WASHINGTON: L'armée américaine a annoncé mercredi avoir tiré sur un pétrolier battant pavillon iranien ayant tenté de forcer le blocus des ports iraniens imposé par Washington pour en "neutraliser le gouvernail".

"Les forces américaines opérant dans le Golfe ont fait respecter les mesures de blocus en neutralisant un pétrolier battant pavillon iranien sans cargaison qui tentait de naviguer vers un port iranien mercredi, à 9H00 heure de Washington", écrit le commandement américain pour le Moyen-Orient (Centcom) sur X.

"Après que l'équipage du Hasna n'a pas obtempéré aux avertissements répétés, les forces américaines ont neutralisé le gouvernail du pétrolier en tirant plusieurs salves" depuis un avion lancé depuis le porte-avions Abraham Lincoln, déployé dans la région, a-t-il ajouté, précisant que "le Hasna ne fait plus route vers l'Iran".

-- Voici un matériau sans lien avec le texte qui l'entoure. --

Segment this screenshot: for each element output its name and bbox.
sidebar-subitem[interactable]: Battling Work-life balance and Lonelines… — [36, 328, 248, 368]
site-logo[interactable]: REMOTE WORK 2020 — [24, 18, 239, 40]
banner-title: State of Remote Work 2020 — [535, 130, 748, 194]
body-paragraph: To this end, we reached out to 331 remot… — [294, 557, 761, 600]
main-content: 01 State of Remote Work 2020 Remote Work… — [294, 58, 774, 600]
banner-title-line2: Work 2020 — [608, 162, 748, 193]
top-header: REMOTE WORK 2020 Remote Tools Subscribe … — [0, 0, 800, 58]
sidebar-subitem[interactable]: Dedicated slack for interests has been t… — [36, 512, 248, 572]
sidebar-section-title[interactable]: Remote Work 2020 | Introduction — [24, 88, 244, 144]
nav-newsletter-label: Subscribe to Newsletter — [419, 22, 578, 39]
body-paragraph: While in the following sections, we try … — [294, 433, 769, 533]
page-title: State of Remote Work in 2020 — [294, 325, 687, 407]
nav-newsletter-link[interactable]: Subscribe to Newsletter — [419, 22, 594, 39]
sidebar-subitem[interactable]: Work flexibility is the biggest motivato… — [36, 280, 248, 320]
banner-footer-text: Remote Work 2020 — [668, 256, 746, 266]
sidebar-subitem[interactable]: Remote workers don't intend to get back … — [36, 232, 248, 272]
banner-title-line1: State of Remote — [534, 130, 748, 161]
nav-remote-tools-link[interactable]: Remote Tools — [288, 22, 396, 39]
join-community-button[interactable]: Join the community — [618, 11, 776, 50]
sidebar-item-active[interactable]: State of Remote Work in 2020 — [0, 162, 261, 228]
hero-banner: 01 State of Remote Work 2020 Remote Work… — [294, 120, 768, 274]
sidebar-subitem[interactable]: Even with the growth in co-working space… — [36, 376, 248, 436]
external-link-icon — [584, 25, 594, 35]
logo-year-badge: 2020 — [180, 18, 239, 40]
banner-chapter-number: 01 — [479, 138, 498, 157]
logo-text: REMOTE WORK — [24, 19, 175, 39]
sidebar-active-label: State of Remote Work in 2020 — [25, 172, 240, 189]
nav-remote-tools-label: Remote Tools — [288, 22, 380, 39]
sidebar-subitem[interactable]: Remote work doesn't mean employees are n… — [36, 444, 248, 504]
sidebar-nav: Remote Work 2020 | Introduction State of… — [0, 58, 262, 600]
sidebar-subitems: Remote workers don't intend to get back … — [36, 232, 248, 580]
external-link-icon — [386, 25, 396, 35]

Il s'agit de la deuxième fois que les Etats-Unis interviennent pour neutraliser un navire iranien ne se pliant pas au blocus qu'ils ont mis en place le 13 avril, après qu'un premier round de négociations avec Téhéran n'a pas abouti.

Le 19 avril, les forces américaines, depuis un destroyer cette fois, avaient ciblé la salle des machines du Touska après avoir ordonné à l'équipage de l'évacuer, neutralisant ainsi le bateau.

Si le blocus des ports iraniens se poursuit, Donald Trump a annoncé mardi la suspension de l'opération américaine "Projet Liberté", lancée juste 48 heures plus tôt pour permettre à des centaines de navires coincés dans le Golfe de franchir le détroit d'Ormuz, "compte tenu des grands progrès accomplis en vue d'un accord complet et définitif avec les dirigeants iraniens".

Mais le président américain a augmenté la pression sur l'Iran mercredi en menaçant de bombarder le pays avec une "intensité bien plus forte qu'avant" si ses dirigeants ne concluaient pas d'accord avec Washington.